Nostalgia, according to Merrium Webster, is defined as a wistful or excessively sentimental yearning for return to or of some past period or irrecoverable condition.
Nostalgia. . . can it be considered a personality trait? You know? Some people are extroverts, others are introverts. One group is given an adventurous spirit while another has cautious personalities. I’m convinced that when it came to be my turn in the “personality trait” line, God realized that he’d been holding back on handing out that nostalgia thing and gave me a few extra helpings to make up for forgetting to evenly disperse it throughout the several thousand people in line in front of me.
It’s true, I can take any event, situation, or time and relate it back to a special moment from my past. This is true during any time of the year, but Christmas time–oh, it’s really bad. I have so many happy memories of the Christmas season. Memories like being awoken Christmas morning by the sound of I’m Dreaming of a White Christmas blaring through the house. Or the way my Dad would prolong the walk from our bedrooms to the Christmas tree as we anxiously attempted to make our way past him to see if Santa had really come during the night. The scent of cinnamon rolls filling the house and the hour or two we spent shaking gifts as we anticipated the arrival of my grandparents Christmas morning. . . just to name a few.
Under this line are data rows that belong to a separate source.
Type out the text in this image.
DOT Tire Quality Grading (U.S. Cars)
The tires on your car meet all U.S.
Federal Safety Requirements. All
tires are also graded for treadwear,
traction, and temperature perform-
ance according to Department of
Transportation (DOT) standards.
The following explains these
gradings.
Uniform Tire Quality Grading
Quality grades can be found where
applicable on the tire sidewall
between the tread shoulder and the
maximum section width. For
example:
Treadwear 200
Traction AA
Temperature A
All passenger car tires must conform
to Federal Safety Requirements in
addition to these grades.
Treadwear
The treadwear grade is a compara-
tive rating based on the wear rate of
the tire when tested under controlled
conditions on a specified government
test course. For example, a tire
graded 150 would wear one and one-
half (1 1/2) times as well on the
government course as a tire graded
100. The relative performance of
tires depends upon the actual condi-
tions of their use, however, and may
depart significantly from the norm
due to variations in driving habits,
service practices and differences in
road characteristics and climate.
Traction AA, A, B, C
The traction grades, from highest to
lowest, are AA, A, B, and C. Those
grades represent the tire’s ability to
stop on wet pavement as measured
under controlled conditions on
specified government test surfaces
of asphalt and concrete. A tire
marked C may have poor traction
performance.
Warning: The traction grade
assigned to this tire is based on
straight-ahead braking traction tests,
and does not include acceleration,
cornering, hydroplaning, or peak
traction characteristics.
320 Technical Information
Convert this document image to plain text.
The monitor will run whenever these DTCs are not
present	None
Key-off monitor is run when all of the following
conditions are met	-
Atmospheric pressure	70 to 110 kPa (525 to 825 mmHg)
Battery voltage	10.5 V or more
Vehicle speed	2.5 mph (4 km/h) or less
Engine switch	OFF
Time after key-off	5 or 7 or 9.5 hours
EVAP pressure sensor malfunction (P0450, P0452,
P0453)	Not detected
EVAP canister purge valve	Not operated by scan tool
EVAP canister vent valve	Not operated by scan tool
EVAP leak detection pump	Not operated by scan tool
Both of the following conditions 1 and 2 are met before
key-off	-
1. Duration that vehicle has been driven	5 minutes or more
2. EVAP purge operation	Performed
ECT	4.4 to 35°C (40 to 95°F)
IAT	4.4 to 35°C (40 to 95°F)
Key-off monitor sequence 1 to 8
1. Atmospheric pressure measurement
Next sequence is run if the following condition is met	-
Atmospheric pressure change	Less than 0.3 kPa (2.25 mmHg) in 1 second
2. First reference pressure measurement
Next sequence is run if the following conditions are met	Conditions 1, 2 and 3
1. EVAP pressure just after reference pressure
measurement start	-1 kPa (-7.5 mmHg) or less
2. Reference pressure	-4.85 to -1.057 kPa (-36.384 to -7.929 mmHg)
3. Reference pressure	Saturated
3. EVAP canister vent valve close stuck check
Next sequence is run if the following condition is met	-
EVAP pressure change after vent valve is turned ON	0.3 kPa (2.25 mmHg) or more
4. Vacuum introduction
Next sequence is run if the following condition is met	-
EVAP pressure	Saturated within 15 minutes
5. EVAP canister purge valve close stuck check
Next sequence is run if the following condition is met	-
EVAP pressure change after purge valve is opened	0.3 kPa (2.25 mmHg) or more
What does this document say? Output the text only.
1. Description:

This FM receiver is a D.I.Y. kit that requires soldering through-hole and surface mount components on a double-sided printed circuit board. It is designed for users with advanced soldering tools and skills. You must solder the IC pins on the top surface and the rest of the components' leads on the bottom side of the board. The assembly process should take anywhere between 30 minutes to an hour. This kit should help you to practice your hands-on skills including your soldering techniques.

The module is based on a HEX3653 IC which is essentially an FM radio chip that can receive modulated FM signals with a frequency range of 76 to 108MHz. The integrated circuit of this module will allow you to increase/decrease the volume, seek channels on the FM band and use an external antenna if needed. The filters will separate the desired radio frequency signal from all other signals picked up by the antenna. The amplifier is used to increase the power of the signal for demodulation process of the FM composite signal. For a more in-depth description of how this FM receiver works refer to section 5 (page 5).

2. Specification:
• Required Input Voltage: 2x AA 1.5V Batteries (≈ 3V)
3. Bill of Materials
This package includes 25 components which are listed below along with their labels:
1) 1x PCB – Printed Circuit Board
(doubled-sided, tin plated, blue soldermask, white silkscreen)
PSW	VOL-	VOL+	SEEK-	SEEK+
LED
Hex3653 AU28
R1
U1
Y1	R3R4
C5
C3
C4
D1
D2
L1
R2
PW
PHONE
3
Our Christmas traditions were numerous and they started weeks before Christmas. In fact, they began the week after Thanksgiving with the decorating of the tree. It wasn’t something that we did in haste. Tree decorating was an event and one of my fondest childhood memories. Once the sun dipped below the horizon, we spent hours talking, laughing, and telling stories while lights were strung, ornaments placed, and the scent of the freshly cut Christmas tree was deeply inhaled. There was no rush to get it done. Every step of the process was enjoyed. And while I may not be able to go back to re-experience that time, I most certainly can do what I can to create an experience for my kids.
It started for us the weekend after Thanksgiving. Despite Chad’s desire to get a fake tree, he humors my need for nostalgia and we get a real tree.
This year we invited my in-laws to join us for our tree decorating event. For the first time, it didn’t feel like we were just getting the job done, but rather we enjoyed the experience with the help of family.
Chanelle abandoned him. . . he kept playing |
And cuddling with new babies. . .
Once again, I feel that feeling. . . that feeling of nostalgia. It’s different this time, though. It’s my kids and my Dad. Time marches on, but the feelings are all the same. The feeling of love, warmth, and joy as each piece of Christmas is unpacked from boxes and placed in the most perfect of places. In a way, it’s surreal. Some things are the same–my Dad, the Christmas music, and the light-hearted feel of it all. No longer am I the “little one”, though. Now, I’m the adult watching my husband and my kids with my Dad.
I loved watching a normal house transformed in mere hours as we all worked together carefully placing each piece in it’s rightful place. Suddenly, everywhere I turned something sparkled and shimmered making me forget where I was.
In the middle of it all my Dad bravely took the role of Poppy and insisted we all enjoy the parade downtown while he cared for our littlest family member.
As I walked up and down the streets of my hometown I had a strange feeling. . . it was no longer nostalgia, but it was sheer joy at being right here, right now. At this moment I didn’t want to go back, but I wanted to fully dive in and swallow up these special moments that were not only for my kids, but for me too. Seeing Christmas through their eyes was far better than wishing I could re-experience the days of the past.
That’s good stuff.
As the evening closed with my Dad, the most important event occurred.
. . . the hiding of the Elves.
. . .contentment at being in this place at this time with these kids and these people. The memories we are creating now are one of the greatest gifts we can give our kiddos. And in all reality. . . that is a feeling that is hard to beat.
cute little striped socks in that last photo! love it.
what a fun post.
Oh! What wonderful memories and traditions you are giving to your children…and YOU! My story is very similar with my brood…they've all caught my love of Christmas and the magic of it and nothing could make me happier! 🙂
Enjoy the beauty of this wonderful time of year! Love the pics!!
I don't know your extended family, but I love them.
And that mini horse? I need him.
Beautiful tree! Beautiful Family!
JoEllen
What a wonderful post! Truly a special time in our lives. 😀
What a great blog!!!! It was so much fun on Tues eve to watch Charlie and Chanelle looking at our tree and getting ornaments off and bringing them to Gran and I. Most of them are the boys of something that they did or experienced that year. The joy and delight of little eyes glistening from the lights:) I quickly got over the fact that my dear friend was there with two very special children to my heart that my house was a WRECK!! No it was the moment, the time shared, the hugs, smiles, talking. The memory.